When Friedrich Merz announced the demise of the FDP, it was a transparent political maneuver. The CDU chairman aimed to make it clear before the Rhineland-Palatinate state election that voters shouldn’t ‘waste’ their vote on the FDP if they desired a center-right policy. His calculation proved successful. The Free Democrats, much like in Baden-Württemberg, fell victim to the sharp focus on who would become the next state premier.

However, Merz’s political strategy doesn’t necessarily mean he was incorrect about the FDP’s actual state. The party’s recent electoral results are indeed dire. Across state and federal levels, they are consistently being voted out of parliaments. Barely scraping over the five-percent hurdle only occurred in Hesse and Bremen in 2023.

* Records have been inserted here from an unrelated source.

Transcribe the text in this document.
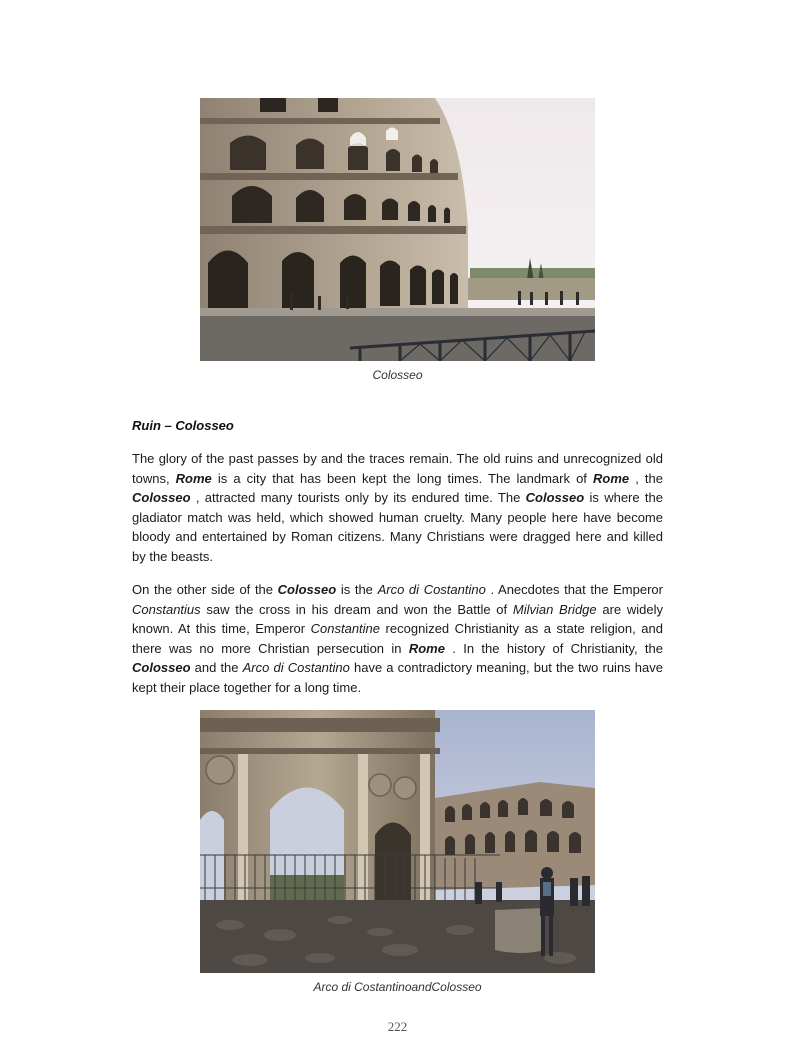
Colosseo
Ruin – Colosseo

The glory of the past passes by and the traces remain. The old ruins and unrecognized old towns, Rome is a city that has been kept the long times. The landmark of Rome , the Colosseo , attracted many tourists only by its endured time. The Colosseo is where the gladiator match was held, which showed human cruelty. Many people here have become bloody and entertained by Roman citizens. Many Christians were dragged here and killed by the beasts.

On the other side of the Colosseo is the Arco di Costantino . Anecdotes that the Emperor Constantius saw the cross in his dream and won the Battle of Milvian Bridge are widely known. At this time, Emperor Constantine recognized Christianity as a state religion, and there was no more Christian persecution in Rome . In the history of Christianity, the Colosseo and the Arco di Costantino have a contradictory meaning, but the two ruins have kept their place together for a long time.

Arco di CostantinoandColosseo
222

Now, even in its traditional «home states» in the southwest, the FDP finds itself merely an extra-parliamentary opposition. The inevitable leadership struggle, while understandable, does little to enhance the party’s current appeal. So, is this genuinely the end for the Free Democratic Party?

Tradition or Program Alone Don’t Win Elections

The FDP is rooted in the grand tradition of political liberalism, which significantly shaped parliamentarism in the 19th century. After World War II, the FDP sought to unify national and social liberal ideologies. Yet, no party is elected solely on its tradition, let alone just its political program.

What truly matters is how a party translates its principles into action. Crucially, it must convince voters that it possesses the capability to implement these actions. Even parties built on protest must inspire such a vision, otherwise, they remain peripheral or short-lived.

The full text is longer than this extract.